Bruno Lina. Le déconfinement est attendu. Tout le monde aujourd’hui le souhaite, et il y a une espèce de fatigue autour de l’ensemble des mesures qui sont faites pour le freinage de la circulation du virus. A un moment donné, il faut qu’il ait des signaux qui montrent que l’on est en train de sortir de cette période de crise. […] Il faut donc qu’on ait progressivement des signaux qui montrent que les choses vont mieux, même si elles ne vont pas forcément très bien.

Mais l’amélioration est lisible même si elle n’est pas encore manifeste. Donc c’est assez légitime de vouloir un certain nombre de soulagement dans les mesures de contraintes. Après il faut les faire progressivement. Tout l’enjeu va être justement de soulager, de relâcher un petit peu la pression sans que cela ne conduise à une reprise épidémique. Donc c’est un équilibre assez compliqué à trouver, mais à priori il y a des pistes pour le faire dans de bonnes conditions.

Donc [un confinement] précipité, oui et non. C’est toujours pareil : si on ne déconfine pas, ça va être pourquoi on ne déconfine pas, et si on déconfine c’est pourquoi on déconfine. Donc il faut juste dire qu’en pratique il y a un choix qui a été pris par le politique, ce choix est de rentrer dans une période de déconfinement. Eh bien accompagnons le mieux possible, en sachant que c’est une décision prise par le politique mais que finalement la circulation du virus ce n’est pas la politique qui la fait, c’est les gens.

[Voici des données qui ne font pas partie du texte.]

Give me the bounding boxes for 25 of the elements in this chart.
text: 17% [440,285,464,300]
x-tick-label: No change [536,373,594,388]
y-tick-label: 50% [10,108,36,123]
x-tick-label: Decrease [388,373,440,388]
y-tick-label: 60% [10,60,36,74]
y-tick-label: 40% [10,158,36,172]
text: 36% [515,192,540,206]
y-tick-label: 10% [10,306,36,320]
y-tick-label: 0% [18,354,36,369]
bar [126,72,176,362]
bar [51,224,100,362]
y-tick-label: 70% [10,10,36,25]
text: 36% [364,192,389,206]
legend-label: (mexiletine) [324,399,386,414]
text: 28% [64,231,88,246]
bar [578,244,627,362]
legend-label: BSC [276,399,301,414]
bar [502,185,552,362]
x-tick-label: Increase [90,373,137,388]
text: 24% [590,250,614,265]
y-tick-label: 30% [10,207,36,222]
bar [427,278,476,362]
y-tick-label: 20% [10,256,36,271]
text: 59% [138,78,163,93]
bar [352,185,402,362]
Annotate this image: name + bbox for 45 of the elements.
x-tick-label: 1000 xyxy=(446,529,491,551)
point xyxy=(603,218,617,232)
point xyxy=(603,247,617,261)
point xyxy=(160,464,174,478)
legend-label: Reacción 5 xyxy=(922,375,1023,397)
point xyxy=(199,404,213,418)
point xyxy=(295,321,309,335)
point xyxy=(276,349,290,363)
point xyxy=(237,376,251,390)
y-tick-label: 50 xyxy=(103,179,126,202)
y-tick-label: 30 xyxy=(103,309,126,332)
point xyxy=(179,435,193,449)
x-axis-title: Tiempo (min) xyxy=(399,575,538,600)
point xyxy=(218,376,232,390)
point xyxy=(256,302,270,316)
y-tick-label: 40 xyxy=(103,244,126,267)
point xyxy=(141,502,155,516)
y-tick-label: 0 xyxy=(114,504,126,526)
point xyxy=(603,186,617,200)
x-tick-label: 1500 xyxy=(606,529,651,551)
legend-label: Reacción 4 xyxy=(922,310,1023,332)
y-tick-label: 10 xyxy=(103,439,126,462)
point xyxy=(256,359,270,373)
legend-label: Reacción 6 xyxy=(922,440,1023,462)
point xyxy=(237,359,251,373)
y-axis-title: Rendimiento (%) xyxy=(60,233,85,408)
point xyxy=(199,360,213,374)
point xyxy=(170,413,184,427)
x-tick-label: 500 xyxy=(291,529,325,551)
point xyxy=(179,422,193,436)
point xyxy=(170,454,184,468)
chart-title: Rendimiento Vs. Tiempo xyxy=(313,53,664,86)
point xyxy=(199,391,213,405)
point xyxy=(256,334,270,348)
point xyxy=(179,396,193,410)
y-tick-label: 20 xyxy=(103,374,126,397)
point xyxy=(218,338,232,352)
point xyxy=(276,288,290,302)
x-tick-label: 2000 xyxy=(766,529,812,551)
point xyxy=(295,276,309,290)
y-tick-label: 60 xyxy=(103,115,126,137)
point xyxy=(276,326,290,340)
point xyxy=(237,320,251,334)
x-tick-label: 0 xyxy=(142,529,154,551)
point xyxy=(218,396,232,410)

« Il pourrait y avoir une reprise épidémique »

Par rapport à début avril, moment où le troisième confinement a été annoncé, trouvez-vous la situation sanitaire plus stable, voire meilleure, aujourd’hui ?

Bruno Lina. En tout cas, ce que l’on avait début avril c’est une montée du nombre de cas, une augmentation du nombre de patients, et une augmentation du taux d’admission en réanimation. Aujourd’hui on est sur une décroissance du nombre de cas, une décroissance du nombre de patients hospitalisés, et un plateau sur les patients en réanimation. Donc on est passé par le pic, on est en train de redescendre. Et il est clairement aujourd’hui beaucoup plus facile d’imaginer une sortie qu’au début du mois d’avril.

Pensez-vous que l’on voit le bout du tunnel, notamment grâce à la vaccination ?

Bruno Lina. Clairement, aujourd’hui, la vaccination nous permet d’anticiper une sortie de crise, en sachant qu’il faut imaginer que ce n’est que la vaccination qui va régler le problème. C’est aussi un ensemble de comportement et on vient d’en discuter, du fait que la levée des mesures de freinage doit se faire de manière progressive, qu’un certain nombre d’habitudes qui ont été prises pour casser les chaines de transmissions doivent encore être pris malgré les signaux positifs.

Il va falloir qu’on essaie de ne pas prendre de risques par rapport à la recirculation du virus, parce que dans ces conditions il pourrait y avoir une reprise épidémique. Toutefois, aujourd’hui, on a énormément d’atouts dans nos mains, qui sont les connaissances que l’on a sur le virus, et les mesures de freinages qui peuvent s’appliquer individuellement, et puis cette vaccination qui avec sa montée en charge va permettre à tout le monde de profiter de l’immunité collective. Donc on est plutôt, oui, en face d’une sortie de crise.